Was hören heutzutage die Russlanddeutschen? Die Lieblingslieder sind in unserer Playlist.
Künstlervereinigung der Russlanddeutschen
In der sozialen Bewegung der Russlanddeutschen entstand die Kreative Vereinigung, die zusammen mit anderen eine musikalische und choreografische Richtung entwickelt.
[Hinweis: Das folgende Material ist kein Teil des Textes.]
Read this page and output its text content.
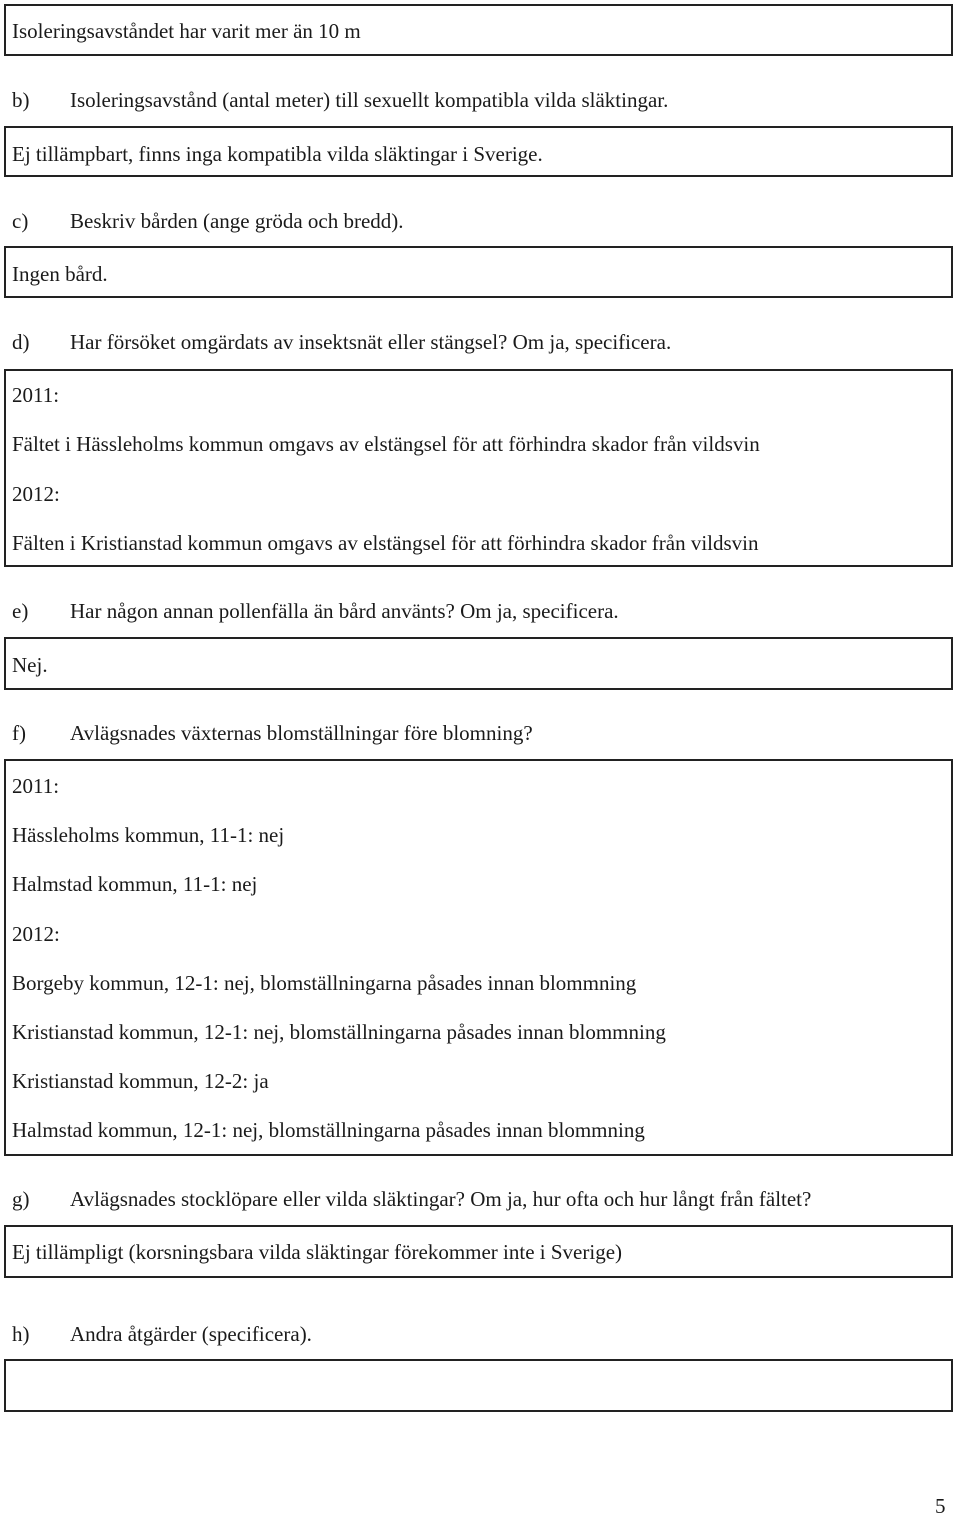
Isoleringsavståndet har varit mer än 10 m
b) Isoleringsavstånd (antal meter) till sexuellt kompatibla vilda släktingar.
Ej tillämpbart, finns inga kompatibla vilda släktingar i Sverige.
c) Beskriv bården (ange gröda och bredd).
Ingen bård.
d) Har försöket omgärdats av insektsnät eller stängsel? Om ja, specificera.
2011:
Fältet i Hässleholms kommun omgavs av elstängsel för att förhindra skador från vildsvin
2012:
Fälten i Kristianstad kommun omgavs av elstängsel för att förhindra skador från vildsvin
e) Har någon annan pollenfälla än bård använts? Om ja, specificera.
Nej.
f) Avlägsnades växternas blomställningar före blomning?
2011:
Hässleholms kommun, 11-1: nej
Halmstad kommun, 11-1: nej
2012:
Borgeby kommun, 12-1: nej, blomställningarna påsades innan blommning
Kristianstad kommun, 12-1: nej, blomställningarna påsades innan blommning
Kristianstad kommun, 12-2: ja
Halmstad kommun, 12-1: nej, blomställningarna påsades innan blommning
g) Avlägsnades stocklöpare eller vilda släktingar? Om ja, hur ofta och hur långt från fältet?
Ej tillämpligt (korsningsbara vilda släktingar förekommer inte i Sverige)
h) Andra åtgärder (specificera).
5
Die Künstlervereinigung der Russlanddeutschen verbindet Künstler der klassischen und modernen Musik, Vokalgruppen der Folklore und des Pops sowie Tanzgruppen, DJs, Entertainer, Drehbuchautoren, Regisseure und Moderatoren von Massenveranstaltungen.
Eines der jüngsten Projekte, „Kreativ-Akademie für junge Russlanddeutsche“, weckte bei den Teilnehmern besonderes Interesse an der musikalischen Richtung. 21 Personen aus Moskau, Pjatigorsk, Omsk, Tjumen, Kaliningrad, Toljatti, Orenburg, Kaluga, Sankt Petersburg, Jekaterinburg, Engels, Tomsk und anderen Städten Russlands nahmen an dem Projekt teil, das vom 24. bis 27. September stattfand.
Maja Schulz, Teilnehmerin der Kreativ-Akademie: „Die Aufgabe für die Teilnehmer der musikalischen Richtung der Akademie bestand darin, ein eigenes Lied zu schreiben. Ein Lied ist das Werk von weit mehr als einer Person. Als Ergebnis erstellten wir Demoversionen von sechs Liedern: eine individuelle und gemeinsame Arbeit in russischer und deutscher Sprache. Die Ergebnisse unserer Arbeit finden Sie in der Gruppe der „Avangarde“ in VKontakte. Wir verfolgten das Ziel, das etablierte Team innerhalb und außerhalb dieses Projekts zu vereinen und mit ihm zu kommunizieren. Dies hat bei uns funktioniert. Die Musik hat uns verbunden!“.